Commissioners on July 13 will consider approving funds for Phase 1. Those costs will largely be reimbursed by a 2019 state Department of Ecology streamflow restoration grant, according to a staff memo.

Creasey said the goal is to complete Phase 1 by the end of November to qualify for federal grants to help pay for construction of the reservoir.

“It’s pretty important to get 30 percent design done,” Creasey said.

“With that process, we have a much better shot at actually getting funding for construction.”

No commissioner objected Monday to Creasey’s request to break up the design into phases.

“I appreciate your honesty,” commissioner Bill Peach told Creasey.

“I know what it’s like to manage a project and have it surprise.”

Creasey said her original estimate was based on the best information at the time.

Anchor QEA’s proposed bid included a project analysis, design, permitting and preparation of plans, specif¡cations and cost estimates.

Anchor QEA has experience working with Clallam County, Clallam Conservation District and the Dungeness Water Users Association, Creasey said.

The proposed off-channel reservoir would have an infiltration area for overland flow and irrigation infrastructure upgrades on state Department of Natural Resources parcels off River Road, according to a staff memo.

The 88-acre reservoir would sit atop a 320-acre parcel that will become a Clallam County park.

Water would be diverted from the Dungeness River via Highland Irrigation District’s point of diversion and conveyed through the irrigation district’s canals.

“Water would be diverted and stored in the reservoir during the winter, spring, and early summer, when flows in the Dungeness River are high and water is available,” the memo said.

“Stored water would be released to meet irrigation needs.”

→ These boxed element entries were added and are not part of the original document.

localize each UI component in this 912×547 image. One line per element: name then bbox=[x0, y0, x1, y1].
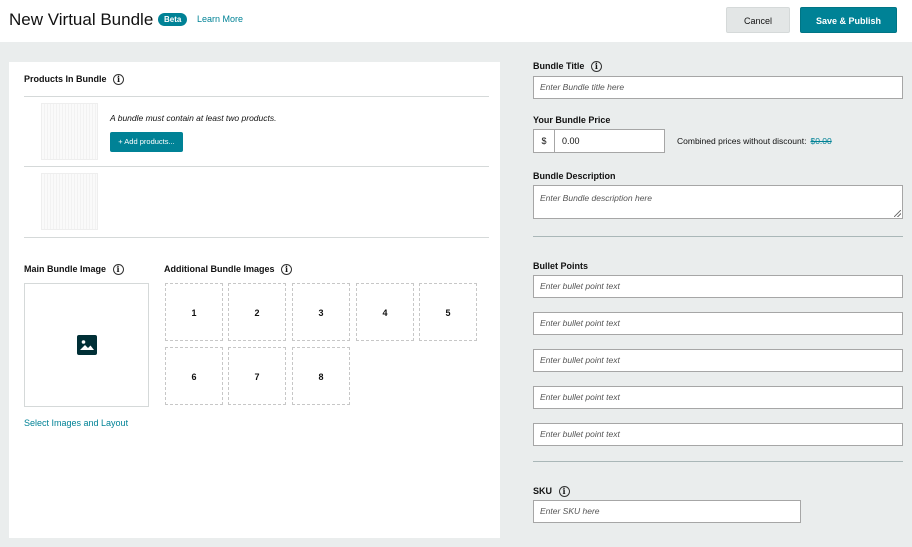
additional-image-slot-3[interactable]: 3 bbox=[292, 283, 350, 341]
additional-image-slot-7[interactable]: 7 bbox=[228, 347, 286, 405]
bundle-description-label: Bundle Description bbox=[533, 171, 616, 181]
main-image-label: Main Bundle Image bbox=[24, 264, 107, 274]
additional-image-slot-6[interactable]: 6 bbox=[165, 347, 223, 405]
additional-image-slot-2[interactable]: 2 bbox=[228, 283, 286, 341]
resize-handle-icon[interactable] bbox=[894, 210, 901, 217]
bundle-requirement-note: A bundle must contain at least two produ… bbox=[110, 113, 277, 123]
product-thumbnail-placeholder bbox=[41, 173, 98, 230]
currency-symbol: $ bbox=[533, 129, 555, 153]
bundle-description-textarea[interactable]: Enter Bundle description here bbox=[533, 185, 903, 219]
top-bar: New Virtual Bundle Beta Learn More Cance… bbox=[0, 0, 912, 42]
additional-image-slot-1[interactable]: 1 bbox=[165, 283, 223, 341]
learn-more-link[interactable]: Learn More bbox=[197, 14, 243, 24]
bundle-title-heading: Bundle Title i bbox=[533, 61, 602, 73]
bundle-title-label: Bundle Title bbox=[533, 61, 585, 71]
products-section-label: Products In Bundle bbox=[24, 74, 107, 84]
bullet-point-input-1[interactable]: Enter bullet point text bbox=[533, 275, 903, 298]
bullet-point-input-4[interactable]: Enter bullet point text bbox=[533, 386, 903, 409]
additional-image-slot-4[interactable]: 4 bbox=[356, 283, 414, 341]
divider bbox=[533, 461, 903, 462]
info-icon[interactable]: i bbox=[590, 61, 602, 73]
main-bundle-image-slot[interactable] bbox=[24, 283, 149, 407]
beta-badge: Beta bbox=[158, 13, 188, 26]
divider bbox=[24, 96, 489, 97]
sku-label: SKU bbox=[533, 486, 553, 496]
save-publish-button[interactable]: Save & Publish bbox=[800, 7, 897, 33]
info-icon[interactable]: i bbox=[113, 74, 125, 86]
divider bbox=[533, 236, 903, 237]
additional-image-slot-5[interactable]: 5 bbox=[419, 283, 477, 341]
combined-price-text: Combined prices without discount: $0.00 bbox=[677, 136, 832, 146]
main-image-title: Main Bundle Image i bbox=[24, 264, 124, 276]
info-icon[interactable]: i bbox=[558, 486, 570, 498]
bundle-price-input[interactable]: 0.00 bbox=[555, 129, 665, 153]
cancel-button[interactable]: Cancel bbox=[726, 7, 790, 33]
info-icon[interactable]: i bbox=[112, 264, 124, 276]
description-placeholder: Enter Bundle description here bbox=[540, 193, 652, 203]
info-icon[interactable]: i bbox=[281, 264, 293, 276]
sku-heading: SKU i bbox=[533, 486, 570, 498]
add-products-button[interactable]: + Add products... bbox=[110, 132, 183, 152]
products-section-title: Products In Bundle i bbox=[24, 74, 125, 86]
additional-images-label: Additional Bundle Images bbox=[164, 264, 275, 274]
combined-price-label: Combined prices without discount: bbox=[677, 136, 807, 146]
bullet-points-label: Bullet Points bbox=[533, 261, 589, 271]
bundle-title-input[interactable]: Enter Bundle title here bbox=[533, 76, 903, 99]
bundle-price-label: Your Bundle Price bbox=[533, 115, 611, 125]
combined-price-value: $0.00 bbox=[810, 136, 832, 146]
additional-images-title: Additional Bundle Images i bbox=[164, 264, 293, 276]
select-images-layout-link[interactable]: Select Images and Layout bbox=[24, 418, 128, 428]
bullet-point-input-2[interactable]: Enter bullet point text bbox=[533, 312, 903, 335]
product-thumbnail-placeholder bbox=[41, 103, 98, 160]
sku-input[interactable]: Enter SKU here bbox=[533, 500, 801, 523]
additional-image-slot-8[interactable]: 8 bbox=[292, 347, 350, 405]
divider bbox=[24, 237, 489, 238]
page-title: New Virtual Bundle bbox=[9, 10, 154, 29]
image-icon bbox=[77, 335, 97, 355]
bullet-point-input-3[interactable]: Enter bullet point text bbox=[533, 349, 903, 372]
bullet-point-input-5[interactable]: Enter bullet point text bbox=[533, 423, 903, 446]
divider bbox=[24, 166, 489, 167]
products-panel: Products In Bundle i A bundle must conta… bbox=[9, 62, 500, 538]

County officials will discuss the project in a public meeting after Phase 1 is complete, Creasey said.

“We can expect a fair amount of engagement with the public this fall with a certain level of specificity that we just haven’t had yet, which I think will make the conversations with the public a lot more meaningful,” said commissioner Mark Ozias, who represents the Sequim area.

In addition to her negotiations for the design, Creasey has been conducting individual outreach with farmers and irrigators, Ozias said.

The reservoir was first envisioned more than 12 years ago by a working group that included Clallam County, the city of Sequim, Jamestown S’Klallam Tribe, Dungeness Water Users Association, Clallam Conservation District, Ecology and the Washington Water Trust.